Thursday, October 16, 2008

Free Markets, Crashes, and Other Parables

“We have now entered the final phase of the boom-bust cycle--the search for villains for past ill deeds and the search for reforms to prevent future calamities. But in the panic to sell shares in U.S. companies, investors are deaf to good news about the resilience and productivity of the American economy just as they were deaf to bad news at the height of the market euphoria.” These words, penned by Laura Tyson in her 2002 article, “After Irrational Exuberance, Irrational Pessimism” are, once again, almost completely relevant to today’s market. Perhaps what’s missing is the good news. Oil going down is apparently something approaching a positive, but that’s it. However, because of the consistency of human deafness to market fundamentals, Ms. Tyson’s article is almost always partially relevant. Here’s the sad little story rife with truths.

From 2003-2005, real estate, like the equity markets of the late 1990’s, had that peculiar reek of impending disaster that emerges from willful ignorance to market forces by those who should know better. A March 2008 REIT Wrecks article commendably explores the death of real estate’s canary: in 2005 rental occupancies fell despite declining rents. The article, “Play Subprime Safely With These Residential REITs” carefully exposes the Spiderman-like tingling those who specialized in rental properties had.

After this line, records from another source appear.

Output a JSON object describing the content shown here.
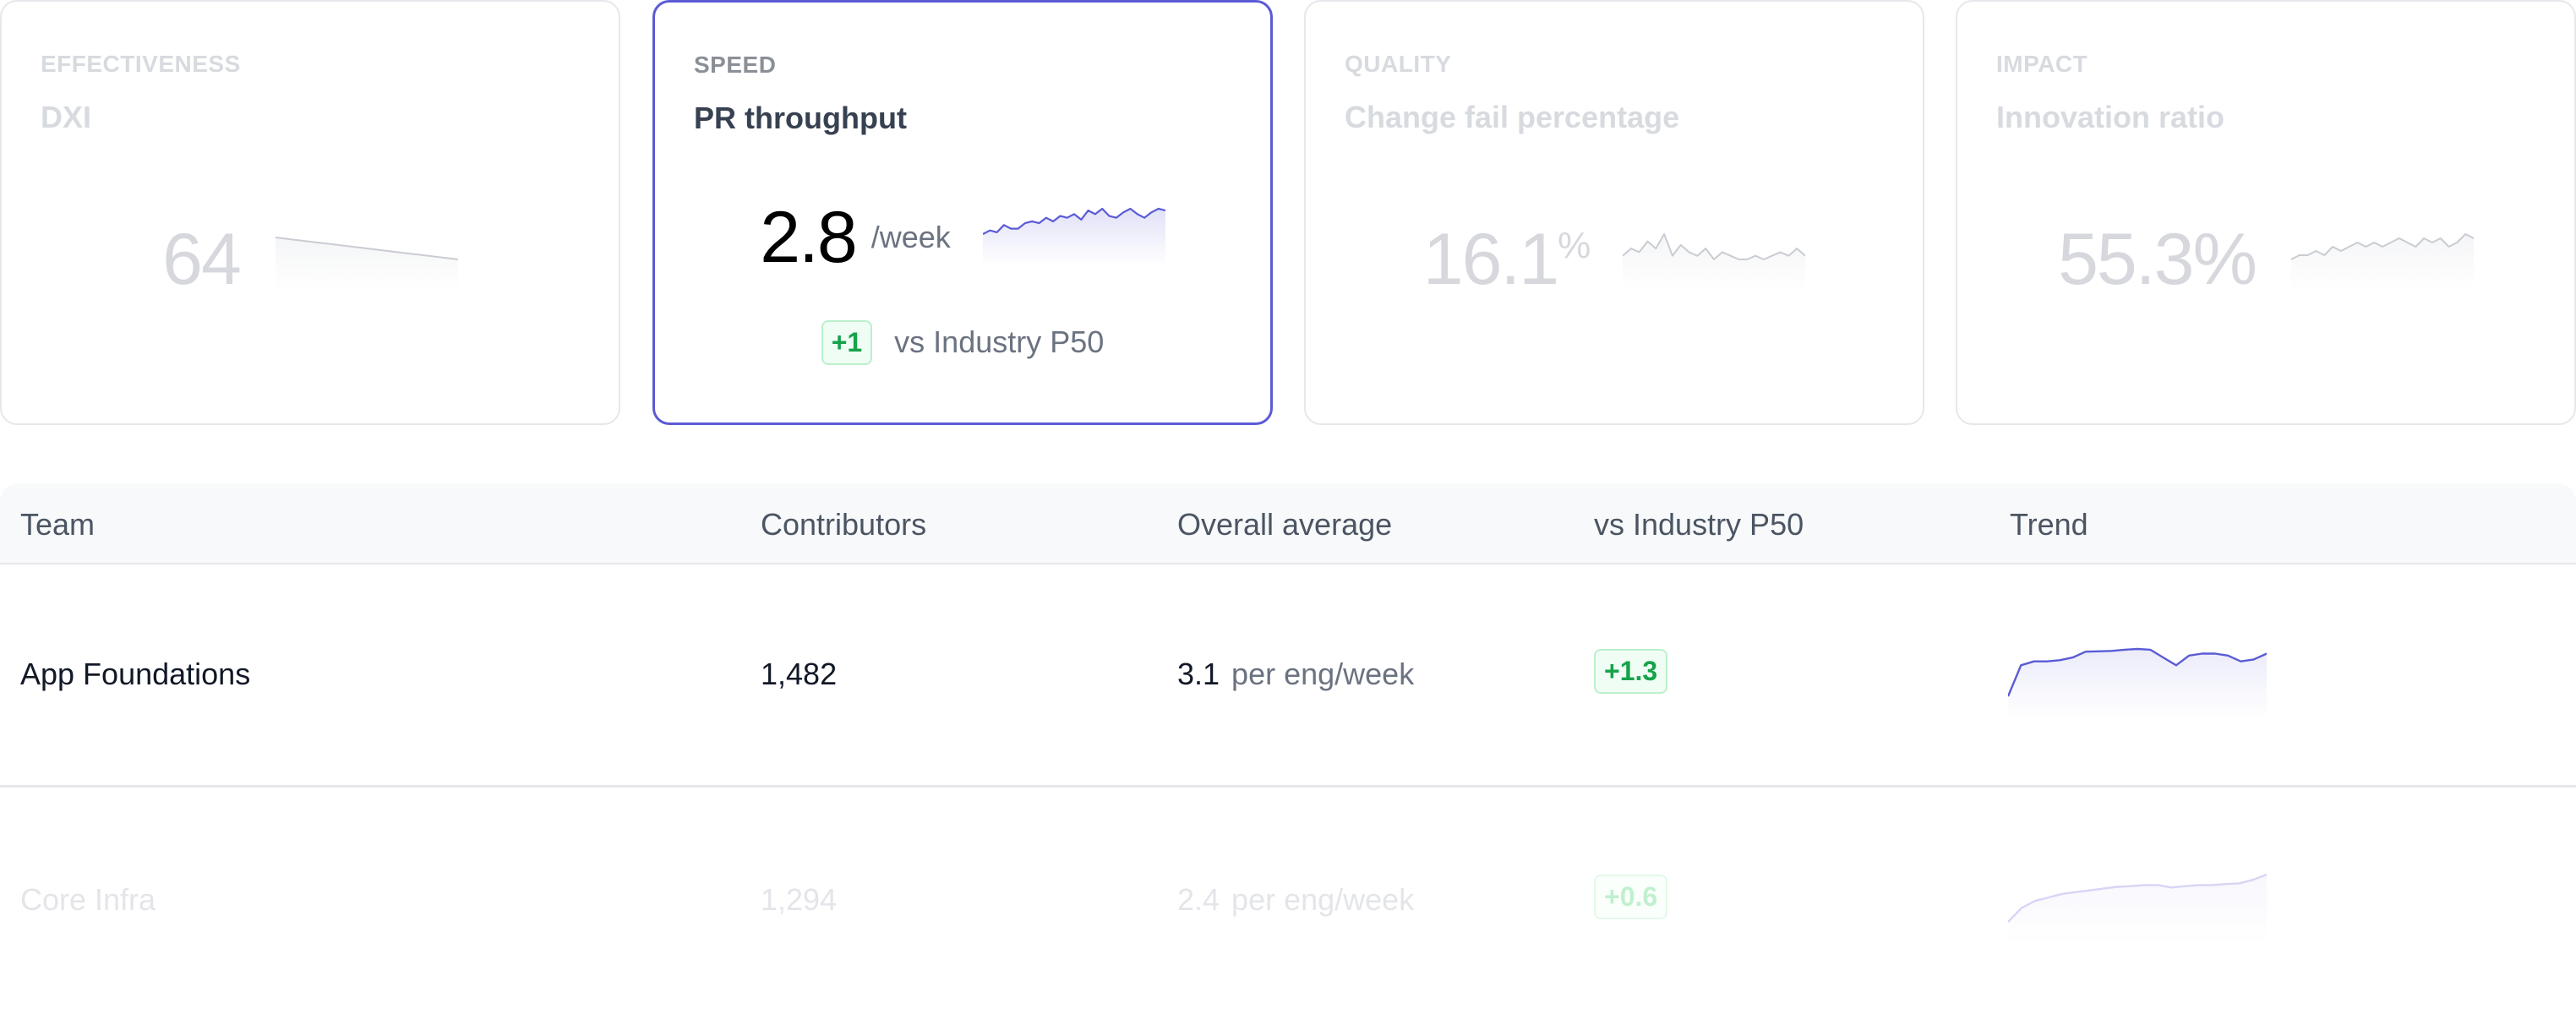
{
  "cards": [
    {
      "category": "EFFECTIVENESS",
      "title": "DXI",
      "value": "64",
      "unit": "",
      "suffix": "",
      "state": "dimmed",
      "sparkline": [
        15,
        14.9,
        14.8,
        14.7,
        14.6,
        14.5,
        14.4,
        14.3,
        14.2,
        14.1,
        14.0
      ]
    },
    {
      "category": "SPEED",
      "title": "PR throughput",
      "value": "2.8",
      "unit": "/week",
      "suffix": "",
      "state": "selected",
      "sparkline": [
        4,
        6,
        5,
        9,
        7,
        7,
        10,
        11,
        10,
        13,
        11,
        14,
        13,
        15,
        12,
        17,
        15,
        18,
        14,
        13,
        16,
        18,
        15,
        13,
        16,
        18,
        17
      ],
      "comparison": {
        "delta": "+1",
        "label": "vs Industry P50"
      }
    },
    {
      "category": "QUALITY",
      "title": "Change fail percentage",
      "value": "16.1",
      "unit": "",
      "suffix": "%",
      "state": "dimmed",
      "sparkline": [
        10,
        12,
        11,
        14,
        12,
        16,
        10,
        13,
        11,
        10,
        12,
        9,
        11,
        10,
        9,
        9,
        10,
        9,
        10,
        11,
        10,
        12,
        10
      ]
    },
    {
      "category": "IMPACT",
      "title": "Innovation ratio",
      "value": "55.3%",
      "unit": "",
      "suffix": "",
      "state": "dimmed",
      "sparkline": [
        8,
        9,
        9,
        10,
        9,
        11,
        10,
        11,
        12,
        11,
        12,
        11,
        12,
        13,
        12,
        11,
        13,
        12,
        13,
        11,
        12,
        14,
        13
      ]
    }
  ],
  "table": {
    "headers": [
      "Team",
      "Contributors",
      "Overall average",
      "vs Industry P50",
      "Trend"
    ],
    "rows": [
      {
        "team": "App Foundations",
        "contributors": "1,482",
        "average": "3.1",
        "average_unit": "per eng/week",
        "vs_p50": "+1.3",
        "state": "normal",
        "trend": [
          2,
          10,
          11,
          11,
          11.3,
          12,
          13.5,
          13.6,
          13.7,
          14,
          14.2,
          14,
          12,
          10,
          12.5,
          13,
          13,
          12.5,
          11,
          11.5,
          13
        ]
      },
      {
        "team": "Core Infra",
        "contributors": "1,294",
        "average": "2.4",
        "average_unit": "per eng/week",
        "vs_p50": "+0.6",
        "state": "dimmed",
        "trend": [
          2,
          6,
          8,
          9,
          10,
          10.5,
          11,
          11.5,
          12,
          12.2,
          12.5,
          12.5,
          11.8,
          12.2,
          12.5,
          12.5,
          12.8,
          13,
          14,
          15.5
        ]
      }
    ]
  },
  "colors": {
    "accent": "#5b5bd6",
    "positive": "#16a34a",
    "muted_line": "#c9ccd2"
  }
}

They could smell the gas of the broken main. They knew that all that was driving real estate was the money supply. The loan amounts kept increasing as the credit requirements decreased. The only impediment to receiving the cash was having a residential deed to sign.

Interest rates finally began to rise, but they were answered with more easy money. After all, the changing bankruptcy laws of 2005 (making Chapter 7 debt forgiveness more difficult to come by) meant that more foreclosed assets would be available to offset these bad loans. Even more importantly, as far as the speculative eye could see more and more non-standard loans were coming down the pike. Hence, real estate had to continue to rise as the free money bid them well above their actual values. If real estate had to continue to spiral upwards, then even foreclosed properties would be worth more than the original assets. Hence, easy loans were more easily packaged into marketable “securities” that, based on an implied connection between Fannie, Feddie and the Feds, met only the most cavalier inspections. Who’d know? Who’d say anything? The only evidence of this covenant with disaster would be the mushrooming commissions on portfolio mangers’ Christmas bonuses.

However, even the “victims,” those with no credit who took exorbitant interest rates hits, laughed out loud as they signed and swore on a thousand dotted lines. Even they thought they’d hit the Vegas craps. “Why worry?” they thought; they could to sell for a 15% profit in a year. That would be more money in one place than they’d seen in their whole lives! Everyone was doing it… Then oil hit the roof, and the predatory lenders headed for the high grass. Everyone knows the rest.

Just as in the dotcom bubble, those who should have known did know. But why pull the fire alarm and alert the police? Instead, lawless bands of speculators who knew better, weren’t betting on the American dream. No, they were betting they could get out of town before the three alarm conflagration was noised abroad. The parable? Markets don’t need corrections, people do. The moral: unregulated markets will result in great prosperity only in proportion to the sense of responsibility and the recognition of the ethical source of prosperity owned by those that participate.
California, here’s the allegory: As free markets are to ethics, so is a great nation’s government to the truth. As the real estate fundamentals were eroded by senseless monetary expansion, so the credibility of our government will be eroded if we enshrine lies in our laws. Vote “Yes” on Proposition 8.

As depressing as today’s corruption of our markets may be, it has a precedent. As Frank Shostak discusses in his article, “The Prophet of the Great Depression,” two Austrian’s, Friedrich Hayek and Ludwig von Mises, based on their theories of credit expansion, predicted the Roaring 20’s would end calamitously. The Austrians used a cool math based on exchange rates, but the reality is that no wizard-like forecasts are required. Indeed, even the victims of this latest real estate credit bubble knew what they were up against. They knew they were at cross purposes with the basic principles of responsibility, ethics, and, hence, genuine prosperity. We all finally got what all involved already owned.

Individuals cannot live a lie and escape the consequences. Don’t try to tell such people however, for you will be mocked to scorn. Likewise, societies cannot live a lie and long endure. But what if that lie is consecrated by the consensus of one’s fellow creatures, as was the run on equities in the 1920’s and the run on real estate in the twenty-first century? It doesn’t matter; such a nation and such a person cannot prosper. Even if so many thrill with the lie that one might say the lie is “normal,” a lie it is nonetheless, and who are so heedless cannot prosper. Whether it is abandoned at the church door or at the cork of those spirits that cry “you can’t prove it!” discard reason at your peril.